De son nom scientifique Fratercula arctica qui signifie « petit frère de l’Arctique » en latin, le macareux appartient à la famille des alcidés qui comprend aussi les pingouins ainsi que les guillemots. Petit oiseau tout en rondeur, le macareux mesure environ 30 centimètres pour 60 d’envergure. Facilement reconnaissable à son bec coloré, à ses pattes palmés (dont paradoxalement il ne se sert pas pour nager lui préférant ses ailes), le macareux semble être enveloppé d’une cape noire -d’où probablement son surnom de moine- ne laissant découvert et blanc que le dessus de ses yeux, ses joues et son ventre.
L’animal a connu des périodes difficiles où sa survie s’est jouée de peu. En 1900, on recensait entre 10000 et 15000 individus des Sept-Iles jusqu’à Houat… Chassés pour leur chair et leurs œufs par les populations locales au XIXe siècle, ils furent aussi pris pour cibles par de riches braconniers venus d’ailleurs. En juin 1911, M. Loiseau rapporte : « La colonie de macareux de l’île Rouzic a été décimée. L’île offre l’aspect d’un véritable champ de carnage. Nous extrayons des trous des poussins morts, des œufs abandonnés et pourris ; nous trouvons une seule femelle occupée à couver et un adulte près d’un poussin de huit à dix jours. Nous apprenons alors par nos matelots que huit jours avant, deux ou trois individus sont venus de Paris et se sont fait débarquer dans l’île avec une caisse de 60 kg de cartouches. Ils n’ont quitté l’île qu’après avoir tout brûlé sur ces inoffensifs oiseaux, tués au moment où ils venaient au nid apporter la nourriture à leurs petits. Les cadavres des victimes (près de trois cents, nous a-t-on dit) ont été ramenés à Perros, et là, jetés sur la grève. Ces messieurs les chasseurs (!), fiers de leur tableau, n’en ont emporté qu’un ou deux exemplaires. Il paraît que ces vandales répètent presque tous les ans ces inutiles et stupides massacres. (…) ». On peut retrouver le récit de ce type de braconniers dans un article paru dans La chasse illustré du 7 mai 1881.

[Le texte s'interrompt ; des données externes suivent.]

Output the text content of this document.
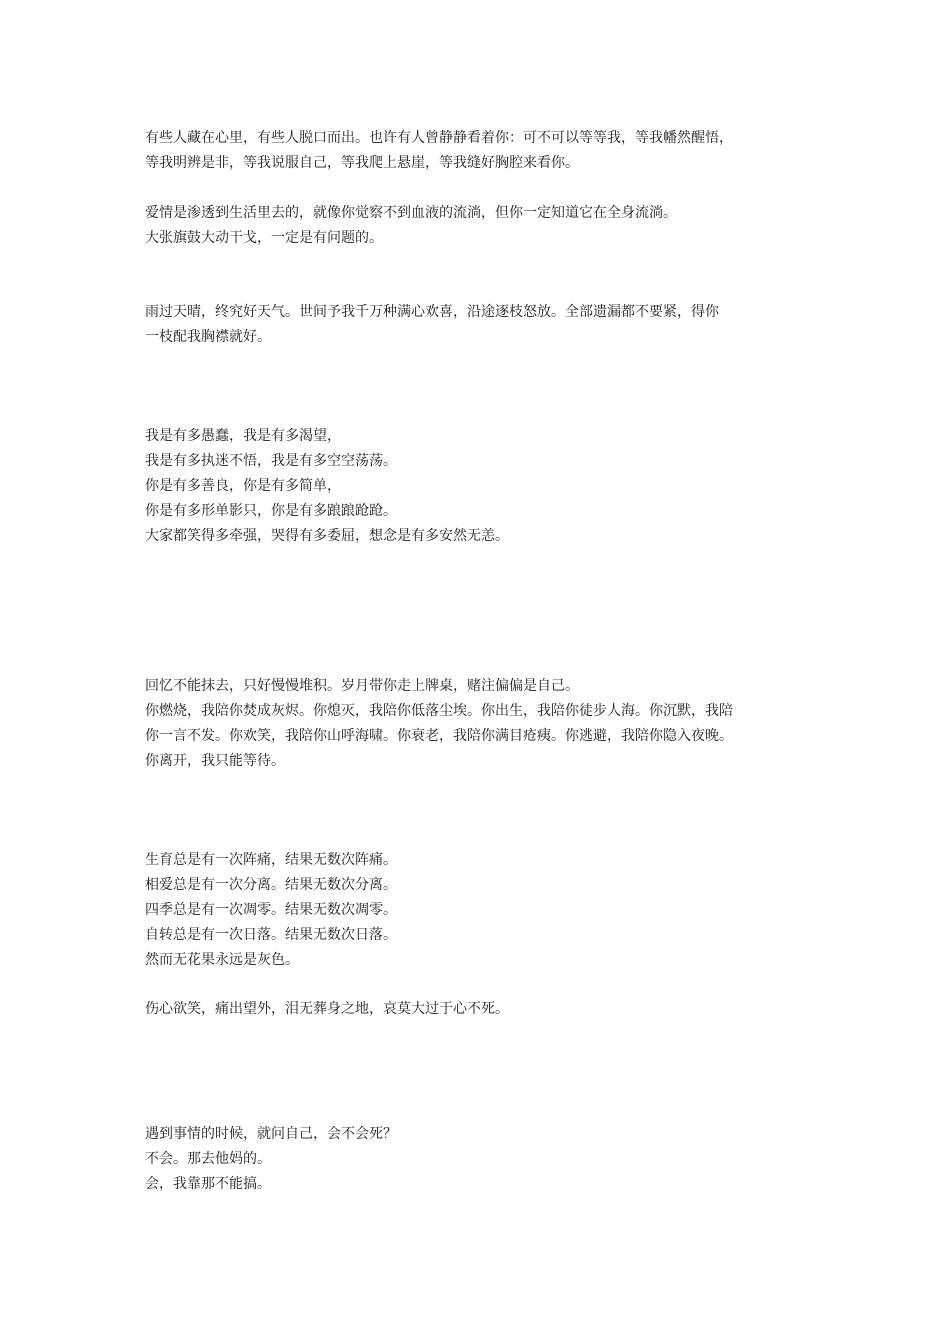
有些人藏在心里，有些人脱口而出。也许有人曾静静看着你：可不可以等等我，等我幡然醒悟，
等我明辨是非，等我说服自己，等我爬上悬崖，等我缝好胸腔来看你。
爱情是渗透到生活里去的，就像你觉察不到血液的流淌，但你一定知道它在全身流淌。
大张旗鼓大动干戈，一定是有问题的。
雨过天晴，终究好天气。世间予我千万种满心欢喜，沿途逐枝怒放。全部遗漏都不要紧，得你
一枝配我胸襟就好。
我是有多愚蠢，我是有多渴望，
我是有多执迷不悟，我是有多空空荡荡。
你是有多善良，你是有多简单，
你是有多形单影只，你是有多踉踉跄跄。
大家都笑得多牵强，哭得有多委屈，想念是有多安然无恙。
回忆不能抹去，只好慢慢堆积。岁月带你走上牌桌，赌注偏偏是自己。
你燃烧，我陪你焚成灰烬。你熄灭，我陪你低落尘埃。你出生，我陪你徒步人海。你沉默，我陪
你一言不发。你欢笑，我陪你山呼海啸。你衰老，我陪你满目疮痍。你逃避，我陪你隐入夜晚。
你离开，我只能等待。
生育总是有一次阵痛，结果无数次阵痛。
相爱总是有一次分离。结果无数次分离。
四季总是有一次凋零。结果无数次凋零。
自转总是有一次日落。结果无数次日落。
然而无花果永远是灰色。
伤心欲笑，痛出望外，泪无葬身之地，哀莫大过于心不死。
遇到事情的时候，就问自己，会不会死？
不会。那去他妈的。
会，我靠那不能搞。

La chasse au macareux n’est pas spécifique à la Bretagne puisqu’il était consommé en Islande ou sur les îles Féroé. C’est cependant cet épisode de chasse de loisirs qui a contribué à la création de la Ligue pour la Protection des Oiseaux (LPO) en 1912 et en même temps à l’implantation d’une réserve ornithologique privée par cette même Ligue. La mobilisation des ornithologues a également permis de classer l’archipel des Sept-Iles, réserve naturelle nationale en 1976.
Aujourd’hui, bien qu’étant toujours protégée, la population de macareux moine diminue. Le centre de sauvegarde LPO de l’Ile-Grande (Pleumeur-Bodoù) n’a recensé durant l’été 2016 que 130 couples sur l’île Rouzic, seule île à les abriter, quand ils étaient plus de 8000 dans les années 1950. En cause, les multiples marées noires que la Bretagne a connues et aujourd’hui le réchauffement climatique. Les températures grimpant, les stocks de poissons migrent et l’animal est obligé de faire de plus en plus de route pour se nourrir ce qui l’épuise. Malgré une espérance de vie pouvant atteindre 25 ans, les effectifs sont d’autant plus faibles que l’espèce ne pond qu’un seul œuf par an de fin avril à mai. Qui plus est, les macareux nichant au sol, ils sont victimes des rats qui infestent les îles, ainsi que des goélands qui ont proliféré du fait de la multiplication des décharges à ciel ouvert. Charognards, ces derniers s’attaquent aux juvéniles pendant que les parents sont partis chasser le sprat.
Les lumières de la côte contribuent enfin à perturber les poussins qui, au premier envol, sont désorientés et attirés inexorablement alors qu’ils devraient se tourner vers la mer pour apprendre à chasser. En Islande, ce problème a donné lieu à une nouvelle tradition : des enfants partent à la recherche de macareux perdus qu’ils recueillent dans des cartons pour leur éviter une mort certaine avant de les relâcher le jour suivant.